Все стукнулись чарками.

– Да, навидались горя!

– Во здравие ваше, казаки! Чтоб все были верны, как вы! – подняв чарку, сказал Разин. – Что же далее, братцы?

– А далее так, – продолжал рассказчик. – Спрошают крестьяне: «Отколе?» Мы друг другу в глаза поглядели да прямо им с маху: мол, разинские казаки. И, боже ты мой, что тут было! Кормили, пивом поили, спрошали дорогу на Дон. Поживите, мол, с нами. Мы: мол, нам недосуг, атаман дожидает!.. Пошли Жигулями. Нагнали двоих стрельцов. Сказались – работники. Стрелец поглядел, говорит: «Разбойники вы, не работные люди. Зимой везли вас в санях, под стражей». А ты, мол, откуда видал? «Мы, московски стрельцы, из Астрахани в Москву ворочались». А что ж, мол, теперь, аль в бегах? «Дураки, говорит, не в бегах, а с наказом. Идем к астраханскому воеводе». А в Москве не бывали? «Стояли зимою в Казани». Ну, мы их схватили, стали с угрозой спрошать. Они нам сказать не умеют, а грамоту дали читать. Есаул‑то Михайло у нас письменный, прочел. Сам сказывай, Миша, – обратился Лазарь к Ерославову.

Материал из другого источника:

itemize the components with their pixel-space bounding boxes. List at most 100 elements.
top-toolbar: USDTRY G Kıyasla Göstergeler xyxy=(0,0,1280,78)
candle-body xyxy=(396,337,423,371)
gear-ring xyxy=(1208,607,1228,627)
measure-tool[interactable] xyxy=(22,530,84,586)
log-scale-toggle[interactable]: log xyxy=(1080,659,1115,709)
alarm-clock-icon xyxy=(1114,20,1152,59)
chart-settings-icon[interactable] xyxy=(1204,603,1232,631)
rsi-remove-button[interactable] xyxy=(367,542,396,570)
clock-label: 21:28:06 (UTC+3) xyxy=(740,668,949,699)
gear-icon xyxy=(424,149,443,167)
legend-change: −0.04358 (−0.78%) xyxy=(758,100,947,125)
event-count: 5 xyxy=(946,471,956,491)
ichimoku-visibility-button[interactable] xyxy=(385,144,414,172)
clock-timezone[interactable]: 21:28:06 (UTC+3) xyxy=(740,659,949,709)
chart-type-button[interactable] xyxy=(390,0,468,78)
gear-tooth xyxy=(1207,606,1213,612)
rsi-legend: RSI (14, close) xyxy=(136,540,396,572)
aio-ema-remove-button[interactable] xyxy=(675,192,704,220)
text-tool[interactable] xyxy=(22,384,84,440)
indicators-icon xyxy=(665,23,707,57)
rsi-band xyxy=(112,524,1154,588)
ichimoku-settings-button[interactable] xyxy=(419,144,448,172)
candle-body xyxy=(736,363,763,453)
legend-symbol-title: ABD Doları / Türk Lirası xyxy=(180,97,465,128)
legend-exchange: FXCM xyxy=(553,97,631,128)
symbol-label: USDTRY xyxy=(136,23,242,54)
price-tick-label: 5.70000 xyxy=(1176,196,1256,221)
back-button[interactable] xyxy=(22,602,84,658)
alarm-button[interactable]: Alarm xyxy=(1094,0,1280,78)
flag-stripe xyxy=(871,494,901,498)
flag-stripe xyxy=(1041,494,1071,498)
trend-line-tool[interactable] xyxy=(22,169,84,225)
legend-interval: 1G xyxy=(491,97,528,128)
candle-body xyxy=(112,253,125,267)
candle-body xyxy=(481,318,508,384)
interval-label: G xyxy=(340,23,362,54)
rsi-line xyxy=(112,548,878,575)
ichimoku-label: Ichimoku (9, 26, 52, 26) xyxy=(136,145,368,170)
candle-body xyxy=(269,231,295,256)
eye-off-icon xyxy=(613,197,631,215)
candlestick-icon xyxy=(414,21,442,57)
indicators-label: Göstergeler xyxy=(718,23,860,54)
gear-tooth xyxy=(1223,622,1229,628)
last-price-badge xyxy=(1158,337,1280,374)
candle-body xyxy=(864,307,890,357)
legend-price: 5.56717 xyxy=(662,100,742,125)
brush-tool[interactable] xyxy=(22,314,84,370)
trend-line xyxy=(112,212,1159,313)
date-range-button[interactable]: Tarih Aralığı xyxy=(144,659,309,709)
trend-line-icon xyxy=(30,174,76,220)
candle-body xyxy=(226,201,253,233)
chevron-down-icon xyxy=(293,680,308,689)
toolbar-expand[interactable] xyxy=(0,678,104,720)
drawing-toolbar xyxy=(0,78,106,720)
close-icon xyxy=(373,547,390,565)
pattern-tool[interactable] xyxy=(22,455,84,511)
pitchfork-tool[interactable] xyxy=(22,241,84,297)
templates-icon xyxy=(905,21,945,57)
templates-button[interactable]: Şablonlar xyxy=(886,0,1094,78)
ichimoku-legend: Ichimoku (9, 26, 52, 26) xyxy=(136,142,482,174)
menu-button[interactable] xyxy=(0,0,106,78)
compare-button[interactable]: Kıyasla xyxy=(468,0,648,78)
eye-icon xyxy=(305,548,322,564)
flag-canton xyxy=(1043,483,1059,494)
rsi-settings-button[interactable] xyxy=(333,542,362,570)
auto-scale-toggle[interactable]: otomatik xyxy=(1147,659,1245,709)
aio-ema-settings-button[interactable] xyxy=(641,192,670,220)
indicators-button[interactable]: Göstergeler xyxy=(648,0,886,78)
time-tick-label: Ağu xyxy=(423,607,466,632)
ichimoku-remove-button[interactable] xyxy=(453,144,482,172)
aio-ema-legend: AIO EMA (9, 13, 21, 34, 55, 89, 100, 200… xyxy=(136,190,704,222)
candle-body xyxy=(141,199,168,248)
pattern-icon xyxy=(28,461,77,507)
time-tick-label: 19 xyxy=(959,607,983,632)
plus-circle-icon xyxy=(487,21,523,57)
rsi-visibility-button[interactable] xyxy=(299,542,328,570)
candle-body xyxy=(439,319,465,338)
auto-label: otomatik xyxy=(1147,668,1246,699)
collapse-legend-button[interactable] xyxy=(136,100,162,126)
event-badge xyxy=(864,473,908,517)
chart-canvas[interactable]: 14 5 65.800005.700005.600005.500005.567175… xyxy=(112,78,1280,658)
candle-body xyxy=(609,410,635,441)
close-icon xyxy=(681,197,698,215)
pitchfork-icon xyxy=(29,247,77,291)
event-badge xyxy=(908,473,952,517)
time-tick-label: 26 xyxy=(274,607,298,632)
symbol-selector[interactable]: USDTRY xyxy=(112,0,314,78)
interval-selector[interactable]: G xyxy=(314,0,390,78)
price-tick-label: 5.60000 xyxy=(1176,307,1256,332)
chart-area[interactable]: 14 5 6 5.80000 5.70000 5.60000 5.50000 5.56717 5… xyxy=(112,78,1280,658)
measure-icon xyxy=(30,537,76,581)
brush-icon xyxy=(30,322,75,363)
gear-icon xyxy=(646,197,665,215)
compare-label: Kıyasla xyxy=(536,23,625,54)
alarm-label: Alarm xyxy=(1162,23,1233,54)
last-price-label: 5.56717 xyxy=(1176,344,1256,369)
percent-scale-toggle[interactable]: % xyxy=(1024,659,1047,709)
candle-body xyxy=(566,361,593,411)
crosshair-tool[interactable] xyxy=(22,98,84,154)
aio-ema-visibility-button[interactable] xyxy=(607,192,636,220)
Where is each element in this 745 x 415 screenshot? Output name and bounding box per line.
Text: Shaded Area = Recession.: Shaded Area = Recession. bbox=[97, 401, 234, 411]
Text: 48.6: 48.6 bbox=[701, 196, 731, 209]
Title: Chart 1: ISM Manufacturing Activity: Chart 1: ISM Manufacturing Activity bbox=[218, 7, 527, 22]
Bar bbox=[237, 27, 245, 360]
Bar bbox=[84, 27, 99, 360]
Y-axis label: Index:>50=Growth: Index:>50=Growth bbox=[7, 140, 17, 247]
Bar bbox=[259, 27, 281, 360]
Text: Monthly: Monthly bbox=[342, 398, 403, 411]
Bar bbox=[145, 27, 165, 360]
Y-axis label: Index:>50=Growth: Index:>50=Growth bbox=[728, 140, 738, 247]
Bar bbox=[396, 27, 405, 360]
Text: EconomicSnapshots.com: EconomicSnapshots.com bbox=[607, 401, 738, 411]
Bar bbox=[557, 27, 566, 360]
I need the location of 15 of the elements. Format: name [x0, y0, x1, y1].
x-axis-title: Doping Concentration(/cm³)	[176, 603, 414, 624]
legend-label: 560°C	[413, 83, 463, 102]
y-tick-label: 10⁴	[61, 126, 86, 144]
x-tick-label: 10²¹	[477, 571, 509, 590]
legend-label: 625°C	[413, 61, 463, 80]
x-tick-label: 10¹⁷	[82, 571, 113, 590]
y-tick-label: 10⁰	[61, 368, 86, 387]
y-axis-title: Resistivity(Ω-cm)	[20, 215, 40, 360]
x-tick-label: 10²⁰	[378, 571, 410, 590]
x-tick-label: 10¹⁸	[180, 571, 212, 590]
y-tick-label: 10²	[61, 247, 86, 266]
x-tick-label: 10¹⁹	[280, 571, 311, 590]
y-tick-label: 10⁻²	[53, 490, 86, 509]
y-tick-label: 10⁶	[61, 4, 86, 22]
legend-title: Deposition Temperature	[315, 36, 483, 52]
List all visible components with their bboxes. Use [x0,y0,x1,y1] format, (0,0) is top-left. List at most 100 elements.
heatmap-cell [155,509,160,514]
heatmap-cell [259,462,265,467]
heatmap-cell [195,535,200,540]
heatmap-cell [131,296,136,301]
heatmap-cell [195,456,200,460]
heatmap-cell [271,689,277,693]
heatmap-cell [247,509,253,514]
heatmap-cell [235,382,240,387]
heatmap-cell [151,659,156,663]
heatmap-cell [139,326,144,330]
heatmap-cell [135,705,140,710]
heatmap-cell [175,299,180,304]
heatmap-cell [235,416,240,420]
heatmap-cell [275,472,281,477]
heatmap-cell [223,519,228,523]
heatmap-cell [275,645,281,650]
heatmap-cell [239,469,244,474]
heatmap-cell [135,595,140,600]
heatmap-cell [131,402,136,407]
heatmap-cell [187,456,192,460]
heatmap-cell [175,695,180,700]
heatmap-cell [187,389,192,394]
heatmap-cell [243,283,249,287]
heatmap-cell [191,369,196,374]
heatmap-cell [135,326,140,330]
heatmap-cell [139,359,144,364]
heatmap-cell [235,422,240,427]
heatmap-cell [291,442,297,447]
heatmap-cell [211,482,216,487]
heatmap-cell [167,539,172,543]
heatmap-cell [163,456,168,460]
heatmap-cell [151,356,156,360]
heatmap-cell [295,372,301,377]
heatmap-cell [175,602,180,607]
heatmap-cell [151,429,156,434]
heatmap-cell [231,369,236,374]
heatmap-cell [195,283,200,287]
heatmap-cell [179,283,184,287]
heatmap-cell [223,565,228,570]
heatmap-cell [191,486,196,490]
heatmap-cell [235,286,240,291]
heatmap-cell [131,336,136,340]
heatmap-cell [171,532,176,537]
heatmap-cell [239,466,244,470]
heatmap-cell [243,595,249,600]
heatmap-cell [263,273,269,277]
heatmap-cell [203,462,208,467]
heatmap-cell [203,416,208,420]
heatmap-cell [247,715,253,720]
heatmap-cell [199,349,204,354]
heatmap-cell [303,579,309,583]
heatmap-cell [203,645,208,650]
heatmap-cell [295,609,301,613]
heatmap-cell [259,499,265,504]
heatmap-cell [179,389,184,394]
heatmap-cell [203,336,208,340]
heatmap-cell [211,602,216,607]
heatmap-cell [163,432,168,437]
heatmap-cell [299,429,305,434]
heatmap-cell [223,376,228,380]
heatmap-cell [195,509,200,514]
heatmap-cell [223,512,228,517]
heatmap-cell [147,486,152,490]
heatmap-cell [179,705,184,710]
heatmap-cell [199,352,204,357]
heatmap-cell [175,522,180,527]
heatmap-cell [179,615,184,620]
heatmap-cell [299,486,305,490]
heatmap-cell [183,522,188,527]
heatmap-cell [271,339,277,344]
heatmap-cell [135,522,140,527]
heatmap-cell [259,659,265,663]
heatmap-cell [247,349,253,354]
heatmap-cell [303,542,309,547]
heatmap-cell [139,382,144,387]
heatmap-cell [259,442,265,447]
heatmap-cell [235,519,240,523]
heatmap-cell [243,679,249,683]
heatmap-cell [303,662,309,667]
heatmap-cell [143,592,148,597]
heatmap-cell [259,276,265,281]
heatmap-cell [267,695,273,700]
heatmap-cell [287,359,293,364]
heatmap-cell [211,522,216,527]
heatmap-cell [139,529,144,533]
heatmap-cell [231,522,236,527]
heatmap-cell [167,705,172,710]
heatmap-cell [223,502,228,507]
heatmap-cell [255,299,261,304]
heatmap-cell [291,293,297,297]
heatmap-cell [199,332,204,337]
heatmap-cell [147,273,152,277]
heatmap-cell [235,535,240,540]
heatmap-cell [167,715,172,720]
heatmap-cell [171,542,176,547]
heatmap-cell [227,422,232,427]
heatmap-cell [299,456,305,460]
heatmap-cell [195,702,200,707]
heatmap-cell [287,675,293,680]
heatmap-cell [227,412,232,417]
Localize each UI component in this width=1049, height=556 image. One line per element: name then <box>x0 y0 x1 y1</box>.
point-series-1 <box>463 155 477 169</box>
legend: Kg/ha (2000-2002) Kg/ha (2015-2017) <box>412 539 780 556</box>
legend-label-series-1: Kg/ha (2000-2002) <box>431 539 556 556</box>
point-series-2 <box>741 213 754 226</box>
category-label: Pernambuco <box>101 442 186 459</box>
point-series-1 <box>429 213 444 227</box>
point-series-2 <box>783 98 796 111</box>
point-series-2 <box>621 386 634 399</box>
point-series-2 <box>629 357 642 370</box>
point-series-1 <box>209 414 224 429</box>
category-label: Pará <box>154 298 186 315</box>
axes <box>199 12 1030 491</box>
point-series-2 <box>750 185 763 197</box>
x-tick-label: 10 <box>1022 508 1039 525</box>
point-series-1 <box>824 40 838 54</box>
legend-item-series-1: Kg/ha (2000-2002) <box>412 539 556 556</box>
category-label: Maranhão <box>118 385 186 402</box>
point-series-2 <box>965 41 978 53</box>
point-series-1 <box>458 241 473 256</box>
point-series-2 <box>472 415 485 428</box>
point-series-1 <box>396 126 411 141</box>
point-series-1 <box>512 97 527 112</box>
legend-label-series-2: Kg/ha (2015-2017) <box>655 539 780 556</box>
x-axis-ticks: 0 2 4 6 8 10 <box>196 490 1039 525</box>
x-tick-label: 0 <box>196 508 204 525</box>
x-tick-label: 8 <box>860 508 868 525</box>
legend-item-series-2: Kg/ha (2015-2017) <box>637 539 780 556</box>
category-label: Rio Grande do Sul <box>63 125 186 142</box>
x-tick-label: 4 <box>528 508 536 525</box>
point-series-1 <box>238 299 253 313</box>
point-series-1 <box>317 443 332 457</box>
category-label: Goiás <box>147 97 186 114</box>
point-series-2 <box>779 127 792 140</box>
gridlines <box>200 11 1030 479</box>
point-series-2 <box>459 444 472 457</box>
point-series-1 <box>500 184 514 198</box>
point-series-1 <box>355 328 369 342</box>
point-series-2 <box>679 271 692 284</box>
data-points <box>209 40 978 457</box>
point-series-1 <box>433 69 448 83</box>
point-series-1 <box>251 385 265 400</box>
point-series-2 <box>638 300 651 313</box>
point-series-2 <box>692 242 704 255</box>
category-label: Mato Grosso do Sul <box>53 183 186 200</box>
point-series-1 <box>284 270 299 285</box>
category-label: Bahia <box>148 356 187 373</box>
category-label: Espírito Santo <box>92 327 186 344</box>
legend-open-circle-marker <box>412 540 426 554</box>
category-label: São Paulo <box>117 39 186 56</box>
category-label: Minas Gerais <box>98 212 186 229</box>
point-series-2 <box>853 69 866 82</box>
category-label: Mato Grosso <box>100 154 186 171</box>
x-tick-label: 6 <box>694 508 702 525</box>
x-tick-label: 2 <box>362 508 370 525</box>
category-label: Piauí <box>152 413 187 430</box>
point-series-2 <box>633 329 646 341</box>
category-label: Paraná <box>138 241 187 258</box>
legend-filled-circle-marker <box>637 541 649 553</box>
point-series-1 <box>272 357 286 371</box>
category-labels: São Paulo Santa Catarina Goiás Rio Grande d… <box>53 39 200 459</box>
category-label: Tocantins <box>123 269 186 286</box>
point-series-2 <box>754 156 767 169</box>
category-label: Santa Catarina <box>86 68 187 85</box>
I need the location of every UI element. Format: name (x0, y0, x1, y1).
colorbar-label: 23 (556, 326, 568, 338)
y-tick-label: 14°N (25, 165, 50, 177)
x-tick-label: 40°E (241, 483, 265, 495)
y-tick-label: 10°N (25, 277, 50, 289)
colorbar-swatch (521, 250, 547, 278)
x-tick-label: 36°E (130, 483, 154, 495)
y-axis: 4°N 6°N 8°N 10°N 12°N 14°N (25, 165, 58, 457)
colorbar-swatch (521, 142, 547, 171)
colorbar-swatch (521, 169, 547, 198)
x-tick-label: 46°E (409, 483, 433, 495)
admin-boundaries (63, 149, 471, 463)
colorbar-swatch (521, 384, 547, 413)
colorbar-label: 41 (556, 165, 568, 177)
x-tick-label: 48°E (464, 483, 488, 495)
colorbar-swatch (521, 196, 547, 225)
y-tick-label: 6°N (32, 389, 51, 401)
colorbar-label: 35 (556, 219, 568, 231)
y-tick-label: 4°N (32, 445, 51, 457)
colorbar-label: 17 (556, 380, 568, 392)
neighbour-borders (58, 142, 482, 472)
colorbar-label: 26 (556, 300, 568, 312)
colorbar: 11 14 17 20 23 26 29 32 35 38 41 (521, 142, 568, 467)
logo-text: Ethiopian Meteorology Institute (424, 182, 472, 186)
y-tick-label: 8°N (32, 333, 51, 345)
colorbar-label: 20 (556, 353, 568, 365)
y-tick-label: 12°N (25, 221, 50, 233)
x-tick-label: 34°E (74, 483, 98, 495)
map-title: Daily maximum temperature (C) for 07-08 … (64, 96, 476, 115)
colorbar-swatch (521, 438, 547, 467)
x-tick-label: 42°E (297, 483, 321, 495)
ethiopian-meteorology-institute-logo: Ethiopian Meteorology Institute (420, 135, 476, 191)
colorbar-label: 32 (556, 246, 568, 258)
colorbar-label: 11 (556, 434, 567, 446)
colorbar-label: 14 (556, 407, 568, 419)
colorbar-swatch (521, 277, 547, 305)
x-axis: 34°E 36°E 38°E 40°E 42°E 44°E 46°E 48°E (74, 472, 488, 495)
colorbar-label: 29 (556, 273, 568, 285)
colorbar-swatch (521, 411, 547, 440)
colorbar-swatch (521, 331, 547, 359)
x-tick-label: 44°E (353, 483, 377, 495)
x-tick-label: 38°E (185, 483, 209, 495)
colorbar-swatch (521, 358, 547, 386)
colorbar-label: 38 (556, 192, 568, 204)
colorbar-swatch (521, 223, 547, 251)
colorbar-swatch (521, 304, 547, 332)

– А писано там, атаман, что, по государеву указу, к июню ждали бы в Царицын да в Астрахань московских стрельцов четыре приказа с головою Лопатиным для укрепления городов, ежели снова ты, батька, вздумаешь выйти на Волгу. Да писал голова Лопатин, чтобы астраханские воеводы навстречу ему шли с низовьев, да вместе бы им побивать твое войско. Мы тех стрельцов отпустили да сами к тебе в Зимовейскую. Нету! Мы – на остров к тебе. Мол, уехал на круг. Мы – в Черкасск. А навстречу казаки: Степан Тимофеич, мол, войском владает наместно Корнилы, будь здрав!.. Вот и все, атаман!..

– Кому же вы те вести еще говорили? – спросил атаман.

– Никому, атаман. К тебе поспешали. Покуда своих не нашли, мы все сказывались, что беглые из‑под Саратова, с Волги.

– Ну ладно. И впредь молчите. Кто царской «ласки» сам не изведал, тот не поверит, что с вами неправедно так обошлись. Тимошка вам платье цветное даст, коней побогаче да добрые сабли. Кто вас спросит, – мол, сам государь подарил! «А спросят казаки: „Видали царя?“ Мол, видали. „А что он сказал?“ А сказал, мол, тайно; об том одному атаману ведать, да тайно же от бояр, мол, нас государь из Москвы отпустил, велел в день и в ночь скакать… с вестью к батьке.

Разин велел Тимошке позаботиться о прибывших и, отпустив их на отдых, остался с одним Наумовым.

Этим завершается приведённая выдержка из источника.